A July 2008 article in Al-Ayyam accused Israeli settlers of releasing rats in Jerusalem's Old City "to turn the [Arab] residents' life into a living hell, forcing then to leave..." (July 17, 2008). A PA TV video clip juxtaposes scenes of a real Israeli tank with fictitious scenes of a child actor being shot, creating the fiction that Israelis deliberately target and shoot Palestinian children (PATV, May 15, 2008).
Just as the Tutsis were described as cockroaches and snakes, both Hamas and the PA have described Jews as loathsome and dangerous animals, including cockroaches, spiders, scorpions and alligators.
While each libel is somewhat different, their essence is the same: The Israelis and the Jews are dangerous, they are not human, we need to defend ourselves from them and we are clearly justified in doing so.

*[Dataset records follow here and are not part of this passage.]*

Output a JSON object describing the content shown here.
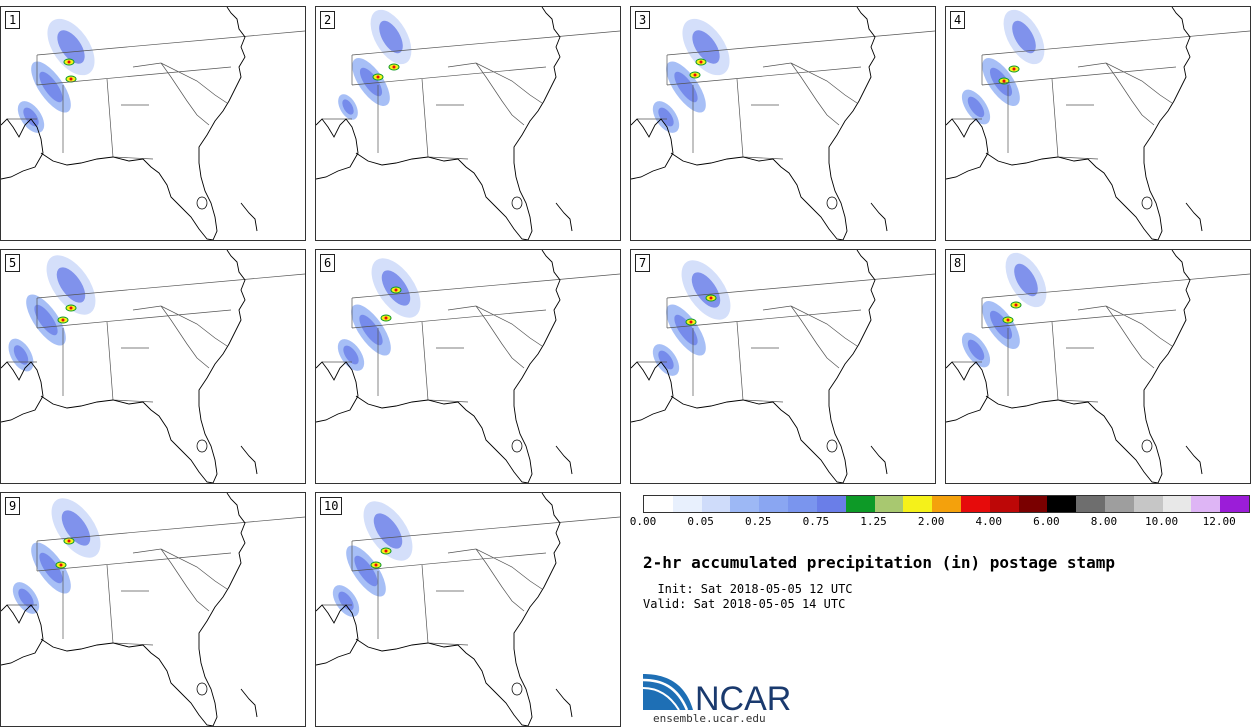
{
  "panels": [
    {
      "number": "1"
    },
    {
      "number": "2"
    },
    {
      "number": "3"
    },
    {
      "number": "4"
    },
    {
      "number": "5"
    },
    {
      "number": "6"
    },
    {
      "number": "7"
    },
    {
      "number": "8"
    },
    {
      "number": "9"
    },
    {
      "number": "10"
    }
  ],
  "colorbar": {
    "colors": [
      "#ffffff",
      "#e8f0fd",
      "#cfdcfa",
      "#9db8f5",
      "#8aa6f2",
      "#7a95ee",
      "#6a7ee8",
      "#0d9a27",
      "#a8c870",
      "#f5f11a",
      "#f4a10c",
      "#e60b0b",
      "#bd0707",
      "#7a0000",
      "#000000",
      "#6e6e6e",
      "#9e9e9e",
      "#c6c6c6",
      "#e8e8e8",
      "#deb5f5",
      "#9b1dd8"
    ],
    "labels": [
      "0.00",
      "0.05",
      "0.25",
      "0.75",
      "1.25",
      "2.00",
      "4.00",
      "6.00",
      "8.00",
      "10.00",
      "12.00"
    ]
  },
  "title": "2-hr accumulated precipitation (in) postage stamp",
  "init": "  Init: Sat 2018-05-05 12 UTC",
  "valid": "Valid: Sat 2018-05-05 14 UTC",
  "logo": {
    "text": "NCAR",
    "url": "ensemble.ucar.edu",
    "colors": {
      "blue": "#1e6fb5",
      "text": "#1a3a6e"
    }
  }
}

It is tragic that this framing of genocide as necessary self-defense has been so chillingly successful.
A poll after last year's murders of eight teenage yeshiva students found that "84 percent of Palestinians support the terror attack killing eight young students in a Jerusalem yeshiva on March 6, 2008" (Poll by Palestinian Center for Policy and Survey Research, The New York Times, March 19, 2008). How can an entire Palestinian society support the murder of children? Clearly, the framing of Jews and Israelis as mortally dangerous to Palestinians has been totally successful.
Israel now faces a society that is very possibly past the stage of genocide framing and at the point of seeing the killing of Israelis, even teens, as justified. All that would be necessary for the population to go along with the final script, detailed so many times by its leaders, would be the means.
The writer is director of Palestinian Media Watch.